Because BellSouth does not meet the other requirements of the statute, it was unnecessary for the Commission to conduct an analysis of whether BellSouth's entry into the Louisiana long distance market would be in the public interest. The Commission nevertheless took the opportunity to reaffirm its prior conclusion that it has discretion to identify and weigh relevant factors in determining whether BOC entry into a particular in-region long distance market is consistent with the public interest. For example, the Commission would consider whether a BOC has agreed to performance monitoring (including performance standards and reporting requirements) and whether the BOC has agreed to enforcement mechanisms. The Commission also reaffirmed that it will consider as part of its public interest inquiry whether approval of a section 271 application will foster competition in all relevant markets, including the local market, not just the in-region, long distance market.

Track A

BellSouth cited competition from broadband PCS providers to satisfy the Track A requirement that there be a facilities-based competitor in the state for which a BOC applies to provide long distance service.
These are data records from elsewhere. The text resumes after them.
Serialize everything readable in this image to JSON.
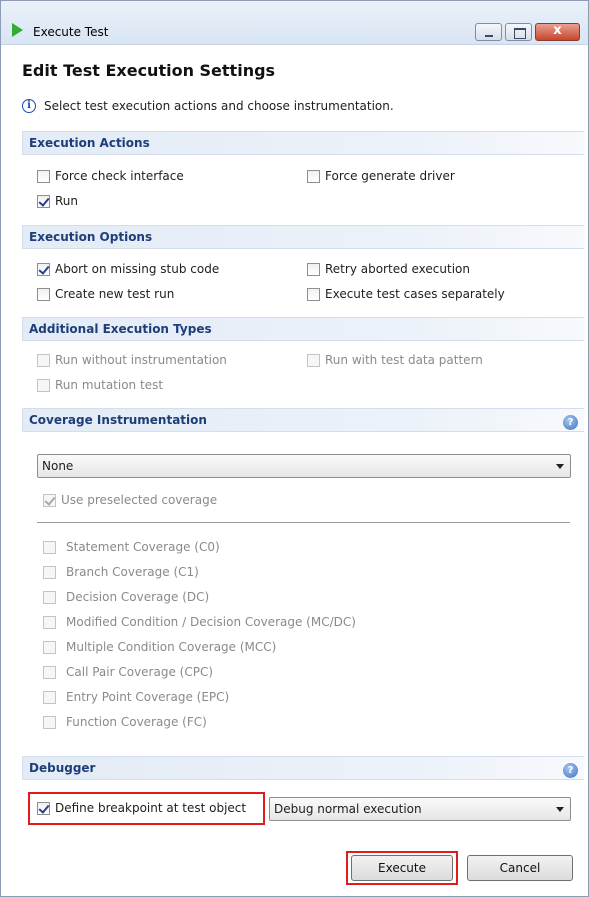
{
  "window": {
    "title": "Execute Test",
    "close_glyph": "x"
  },
  "header": {
    "heading": "Edit Test Execution Settings",
    "info_icon": "info-icon",
    "info_glyph": "i",
    "info_text": "Select test execution actions and choose instrumentation."
  },
  "sections": {
    "execution_actions": {
      "title": "Execution Actions",
      "force_check_interface": {
        "label": "Force check interface",
        "checked": false
      },
      "force_generate_driver": {
        "label": "Force generate driver",
        "checked": false
      },
      "run": {
        "label": "Run",
        "checked": true
      }
    },
    "execution_options": {
      "title": "Execution Options",
      "abort_on_missing_stub": {
        "label": "Abort on missing stub code",
        "checked": true
      },
      "retry_aborted": {
        "label": "Retry aborted execution",
        "checked": false
      },
      "create_new_test_run": {
        "label": "Create new test run",
        "checked": false
      },
      "execute_separately": {
        "label": "Execute test cases separately",
        "checked": false
      }
    },
    "additional_types": {
      "title": "Additional Execution Types",
      "run_without_instrumentation": {
        "label": "Run without instrumentation",
        "checked": false,
        "enabled": false
      },
      "run_with_test_data_pattern": {
        "label": "Run with test data pattern",
        "checked": false,
        "enabled": false
      },
      "run_mutation_test": {
        "label": "Run mutation test",
        "checked": false,
        "enabled": false
      }
    },
    "coverage": {
      "title": "Coverage Instrumentation",
      "help_glyph": "?",
      "selected": "None",
      "use_preselected": {
        "label": "Use preselected coverage",
        "checked": true,
        "enabled": false
      },
      "items": [
        {
          "label": "Statement Coverage (C0)",
          "checked": false,
          "enabled": false
        },
        {
          "label": "Branch Coverage (C1)",
          "checked": false,
          "enabled": false
        },
        {
          "label": "Decision Coverage (DC)",
          "checked": false,
          "enabled": false
        },
        {
          "label": "Modified Condition / Decision Coverage (MC/DC)",
          "checked": false,
          "enabled": false
        },
        {
          "label": "Multiple Condition Coverage (MCC)",
          "checked": false,
          "enabled": false
        },
        {
          "label": "Call Pair Coverage (CPC)",
          "checked": false,
          "enabled": false
        },
        {
          "label": "Entry Point Coverage (EPC)",
          "checked": false,
          "enabled": false
        },
        {
          "label": "Function Coverage (FC)",
          "checked": false,
          "enabled": false
        }
      ]
    },
    "debugger": {
      "title": "Debugger",
      "help_glyph": "?",
      "define_breakpoint": {
        "label": "Define breakpoint at test object",
        "checked": true
      },
      "mode_selected": "Debug normal execution"
    }
  },
  "footer": {
    "execute_label": "Execute",
    "cancel_label": "Cancel"
  },
  "colors": {
    "highlight": "#e01b1b",
    "section_title": "#1d3e78",
    "run_icon": "#2fae2f"
  }
}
Though the statute precludes a BOC from relying on the presence of cellular providers to meet Track A, the Commission concluded that the PCS services cited by BellSouth could serve as the basis for a qualifying application. Based on the facts presented in this application, however, BellSouth has not shown that broadband PCS is a substitute for the wireline telephone service offered by BellSouth in Louisiana. The Commission also discussed, but did not decide, whether BellSouth demonstrates compliance with Track A based on its agreements with wireline providers in Louisiana.

In reaching today's decision, the Commission consulted with the Louisiana Commission and the Department of Justice. Though the Louisiana Commission recommended approval of BellSouth's application, the Department of Justice found that BellSouth did not meet the market-opening requirements of the statute.

While the Commission commended BellSouth for making significant improvements over the past eight months since the First BellSouth Louisiana Order, the Commission noted that BellSouth filed a second application for Louisiana without fully addressing problems the FCC previously identified. This situation is particularly evident with regard to BellSouth's provision of OSS. The Commission cautioned that it expects future applicants to remedy deficiencies identified in prior orders before filing a new section 271 application or face the possibility of summary denial.

Action by the Commission, October 13, 1998, by Memorandum Opinion and Order (FCC 98-271). Chairman Kennard, Commissioners Ness, Powell, and Tristani, with Commissioner Ness concurring in part, Commissioner Furchtgott-Roth concurring, and each issuing a separate statement.